I am familiar with the idea of bailing for the Mandelbrot Set and then coloring based on the number of iterations. I can somewhat generalize the idea to the Mandelbox in 2D although it is less clear what the bailout value should be. I know that for the typical values (scale = 2.0, box fold = 1.0, min radius = 0.5, and fixed radius = 1.0) that the Mandelbox stretches from -6.0 to 6.0 along each dimension. This would make me think that a bailout value should be 6.0 (or 36.0 without taking the square root)
Also I have a fairly good understanding of sphere tracing and creating a Mandelbox in 3D. However what I don't understand is why the returned value based on length of the marching point and the running derivative works. Also it does not make sense to me why no bail condition is needed. Simpler shapes like the Euclidean ones Iñigo Quilez has on his websites make sense to me
I have two Processing sketches that are as similar as I could make them for posting here (they do not make use of much Processing specific code to make it easier to follow in this post). The 2D version iterates from -8.0 to 8.0 along x and y and uses a bail condition of 1024.0 because 36.0 doesn't seem to be large enough for whatever reason.

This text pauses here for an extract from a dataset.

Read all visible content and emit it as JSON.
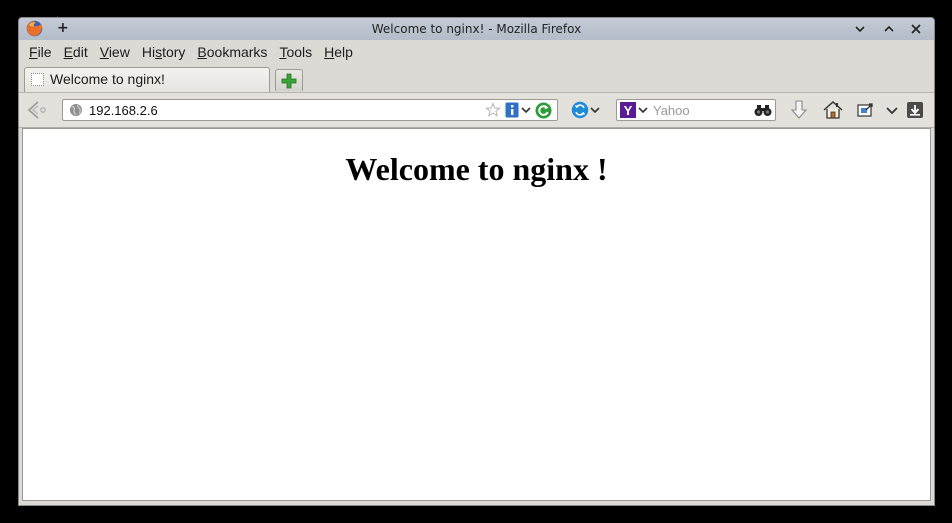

The 3D version places the camera at (0.0, 0.0, -25.0), the Mandelbox is at the origin, and the rays fire down the z-axis
Can anyone explain the difference between 2D and 3D (specifically bailing)? Below are the two Processing sketches if anyone cares to take a look
2D Mandelbox:
float scale = 2.0;
int maxIterations = 20;
void setup() {
size(800, 800, P2D);
loadPixels();
noLoop();
}
void draw() {
int start = millis();
float delta = 16.0/max(width, height);
float cx = -8.0;
for (int i = 0; i < width; i++) {
float cy = -8.0;
for (int j = 0; j < height; j++) {
float zx = cx;
float zy = cy;
int k = 0;
for (; k < maxIterations; k++) {
if (zx > 1.0) zx = 2.0-zx;
else if (zx < -1.0) zx = -2.0-zx;
if (zy > 1.0) zy = 2.0-zy;
else if (zy < -1.0) zy = -2.0-zy;
float dot = zx*zx+zy*zy;
if (dot < 0.5) {
zx *= 2.0;
zy *= 2.0;
} else if (dot < 1.0) {
float inversion = 1.0/dot;
zx *= inversion;
zy *= inversion;
}
zx = scale*zx+cx;
zy = scale*zy+cy;
if (dot > 1024.0) break;
}
if (k == maxIterations) pixels[i+j*width] = 0;
else pixels[i+j*width] = 0xffffffff;
cy += delta;
}
cx += delta;
}
println("Time: "+(millis()-start));
updatePixels();
}
3D Mandelbox:
float scale = 2.0;
int maxIterations = 20;
float maxDist = 50.0;
float minDist = 0.0001;
void setup() {
size(800, 600, P2D);
loadPixels();
noLoop();
}
float mandelboxDist(float zx, float zy, float zz) {
float d = 1.0;
float cx = zx;
float cy = zy;
float cz = zz;
for (int i = 0; i < maxIterations; i++) {
if (zx > 1.0) zx = 2.0-zx;
else if (zx < -1.0) zx = -2.0-zx;
if (zy > 1.0) zy = 2.0-zy;
else if (zy < -1.0) zy = -2.0-zy;
if (zz > 1.0) zz = 2.0-zz;
else if (zz <- 1.0) zz = -2.0-zz;
float dot = zx*zx+zy*zy+zz*zz;
if (dot < 0.5) {
zx *= 2.0;
zy *= 2.0;
zz *= 2.0;
d *= 2.0;
} else if (dot < 1.0) {
float inversion = 1.0/dot;
zx *= inversion;
zy *= inversion;
zz *= inversion;
d *= inversion;
}
zx = scale*zx+cx;
zy = scale*zy+cy;
zz = scale*zz+cz;
d = d*scale+1.0;
}
return sqrt(zx*zx+zy*zy+zz*zz)/d;
}
void draw() {
int start = millis();
float ratio = (float)height/width;
for (int i = 0; i < width; i++) {
for (int j = 0; j < height; j++) {
float cameraDirX = (float)i/width-0.5;
float cameraDirY = ((float)j/height-0.5)*ratio;
float cameraDirZ = 1.0;
float normMult = 1.0/sqrt(cameraDirX*cameraDirX+cameraDirY*cameraDirY+1.0);
cameraDirX *= normMult;
cameraDirY *= normMult;
cameraDirZ *= normMult;
float marchX = 0.0;
float marchY = 0.0;
float marchZ = -25.0;
float t = 0.0;
float currDist = maxDist;
int steps = 255;
for (; steps >= 0; steps--) {
currDist = mandelboxDist(marchX, marchY, marchZ);
if (currDist < minDist) break;
t += currDist;
if (t > maxDist) break;
marchX = cameraDirX*t;
marchY = cameraDirY*t;
marchZ = cameraDirZ*t-25.0;
}
if (currDist < minDist)
pixels[i+j*width] = 0xff000000|(steps<<16)|(steps<<8)|steps;
else pixels[i+j*width] = 0;
}
}
println("Time: "+(millis()-start));
updatePixels();
}